In 1923 advertising, Arnolds dubbed its eatery as a "grand restaurant" and "the shoppers' rendezvous", offering "table d'hote luncheons served daily in charming surroundings. A delightful rendezvous for afternoon teas. Ices a speciality. Music daily from 3.30pm" - an orchestra, I believe.

For gentlemen, Arnolds provided a smoking lounge. How times have changed...

When the Arnolds name disappeared from the borough's shopping scene in 1972, it was succeeded by that of its new owner, Debenhams.

In the King Street store the switch was given civic acknowledgement by the Mayor of Yarmouth, Mrs Cora Batley.

Standing in front of a large board bearing the name "Arnolds Great Yarmouth", Mrs Batley drew a curtain across it, revealing "Welcome to Debenhams Great Yarmouth" at the other end.

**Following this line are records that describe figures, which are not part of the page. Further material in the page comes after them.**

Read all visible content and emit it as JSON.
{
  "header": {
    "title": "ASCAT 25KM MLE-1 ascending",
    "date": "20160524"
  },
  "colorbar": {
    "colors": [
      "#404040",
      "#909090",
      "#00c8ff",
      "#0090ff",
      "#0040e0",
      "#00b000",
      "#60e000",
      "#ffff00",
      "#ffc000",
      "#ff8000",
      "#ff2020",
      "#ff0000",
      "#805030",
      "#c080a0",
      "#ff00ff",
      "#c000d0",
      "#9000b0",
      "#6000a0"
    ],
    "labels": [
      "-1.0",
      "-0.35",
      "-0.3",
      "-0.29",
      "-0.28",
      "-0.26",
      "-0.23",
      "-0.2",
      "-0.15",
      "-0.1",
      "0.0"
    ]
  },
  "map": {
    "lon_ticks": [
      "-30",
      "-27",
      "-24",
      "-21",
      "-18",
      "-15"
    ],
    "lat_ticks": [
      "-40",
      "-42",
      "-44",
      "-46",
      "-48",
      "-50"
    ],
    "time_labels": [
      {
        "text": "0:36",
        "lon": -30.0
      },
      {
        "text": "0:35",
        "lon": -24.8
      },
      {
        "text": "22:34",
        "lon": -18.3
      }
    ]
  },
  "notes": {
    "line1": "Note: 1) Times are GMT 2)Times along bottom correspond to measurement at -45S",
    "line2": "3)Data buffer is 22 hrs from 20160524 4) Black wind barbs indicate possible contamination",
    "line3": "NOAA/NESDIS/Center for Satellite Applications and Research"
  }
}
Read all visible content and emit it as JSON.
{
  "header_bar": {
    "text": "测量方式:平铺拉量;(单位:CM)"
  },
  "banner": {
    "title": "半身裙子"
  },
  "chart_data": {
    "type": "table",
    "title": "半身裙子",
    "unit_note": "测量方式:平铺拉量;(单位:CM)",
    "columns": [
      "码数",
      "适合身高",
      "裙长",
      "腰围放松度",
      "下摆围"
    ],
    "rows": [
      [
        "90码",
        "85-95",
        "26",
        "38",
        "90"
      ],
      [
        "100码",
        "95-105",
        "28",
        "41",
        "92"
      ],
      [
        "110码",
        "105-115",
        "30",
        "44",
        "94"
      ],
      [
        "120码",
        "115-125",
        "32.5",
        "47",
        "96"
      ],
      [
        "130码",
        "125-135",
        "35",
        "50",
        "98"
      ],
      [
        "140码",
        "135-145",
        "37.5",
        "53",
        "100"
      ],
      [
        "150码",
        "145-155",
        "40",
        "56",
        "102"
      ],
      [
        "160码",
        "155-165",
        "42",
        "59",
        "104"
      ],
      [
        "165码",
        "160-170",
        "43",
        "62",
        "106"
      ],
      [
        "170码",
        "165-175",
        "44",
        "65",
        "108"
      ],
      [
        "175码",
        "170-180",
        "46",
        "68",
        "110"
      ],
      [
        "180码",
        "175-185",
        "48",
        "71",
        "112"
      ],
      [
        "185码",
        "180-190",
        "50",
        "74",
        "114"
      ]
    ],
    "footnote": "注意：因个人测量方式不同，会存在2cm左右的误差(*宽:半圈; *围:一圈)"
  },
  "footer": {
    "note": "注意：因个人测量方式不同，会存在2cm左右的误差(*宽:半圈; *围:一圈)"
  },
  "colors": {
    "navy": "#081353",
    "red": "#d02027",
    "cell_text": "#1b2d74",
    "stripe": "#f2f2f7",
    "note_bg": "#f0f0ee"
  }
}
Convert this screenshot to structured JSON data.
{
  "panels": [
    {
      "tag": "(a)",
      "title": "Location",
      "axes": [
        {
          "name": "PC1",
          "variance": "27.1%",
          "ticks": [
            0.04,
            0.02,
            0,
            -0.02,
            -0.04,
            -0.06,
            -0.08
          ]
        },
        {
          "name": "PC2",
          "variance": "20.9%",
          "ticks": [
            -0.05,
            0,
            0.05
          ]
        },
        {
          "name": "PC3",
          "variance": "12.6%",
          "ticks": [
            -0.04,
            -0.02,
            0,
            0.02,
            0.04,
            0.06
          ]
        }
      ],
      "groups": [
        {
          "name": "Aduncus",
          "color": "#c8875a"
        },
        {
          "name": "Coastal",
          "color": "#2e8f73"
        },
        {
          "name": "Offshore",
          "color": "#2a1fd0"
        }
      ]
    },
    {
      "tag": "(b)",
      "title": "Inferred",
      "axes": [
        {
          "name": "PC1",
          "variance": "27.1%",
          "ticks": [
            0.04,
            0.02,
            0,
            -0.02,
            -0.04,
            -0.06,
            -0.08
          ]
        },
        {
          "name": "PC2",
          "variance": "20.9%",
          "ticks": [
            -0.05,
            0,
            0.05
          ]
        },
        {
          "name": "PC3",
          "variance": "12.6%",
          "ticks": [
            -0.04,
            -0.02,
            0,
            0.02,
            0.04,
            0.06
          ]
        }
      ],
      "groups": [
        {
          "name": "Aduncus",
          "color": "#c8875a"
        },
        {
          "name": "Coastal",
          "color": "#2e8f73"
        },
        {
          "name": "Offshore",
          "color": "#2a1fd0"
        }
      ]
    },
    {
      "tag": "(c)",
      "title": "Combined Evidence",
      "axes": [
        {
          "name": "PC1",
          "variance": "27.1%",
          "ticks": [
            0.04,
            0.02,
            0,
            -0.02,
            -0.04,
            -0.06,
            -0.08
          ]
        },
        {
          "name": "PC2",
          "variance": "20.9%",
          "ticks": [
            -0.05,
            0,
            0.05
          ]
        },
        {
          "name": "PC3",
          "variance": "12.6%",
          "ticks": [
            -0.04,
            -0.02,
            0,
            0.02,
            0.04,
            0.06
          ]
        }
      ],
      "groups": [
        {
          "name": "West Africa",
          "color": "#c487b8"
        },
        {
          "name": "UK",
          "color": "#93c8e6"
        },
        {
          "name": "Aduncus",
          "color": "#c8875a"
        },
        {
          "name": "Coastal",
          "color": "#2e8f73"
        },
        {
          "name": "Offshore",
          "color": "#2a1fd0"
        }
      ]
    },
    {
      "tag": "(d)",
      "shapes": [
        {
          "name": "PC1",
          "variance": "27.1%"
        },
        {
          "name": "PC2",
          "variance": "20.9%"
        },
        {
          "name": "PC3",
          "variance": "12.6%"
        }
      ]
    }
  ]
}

Before the war, rival Hills was on the west side of King Street where the Mercury office was recent years (in the former Matthes baker's shop), promoting itself in 1928 as "the largest and finest appointed restaurant in the Eastern Counties."

It invited customers to sample "our home-made chocolates, cakes and pastries renowned for freshness and quality." And it also announced that "Our pure cream ices are a popular speciality."

But German bomb damage forced a move to a spacious area above Burton's menswear shop on the corner of King Street and Market Place.

After the war, the restaurant and baker's shop (later, Tooks) returned to the rebuilt King Street premises, by then trading as Matthes, the baker serving East Anglia from its Gorleston base in Englands Lane.

Matthes shocked the borough and far beyond in 1978 when the entire business closed suddenly.

In decades before and after the war, coffee was drunk only by a small minority, Britons preferring their cup of tea.

Nowadays tea shops have almost disappeared, ousted by the abundance of international chains of coffee shops.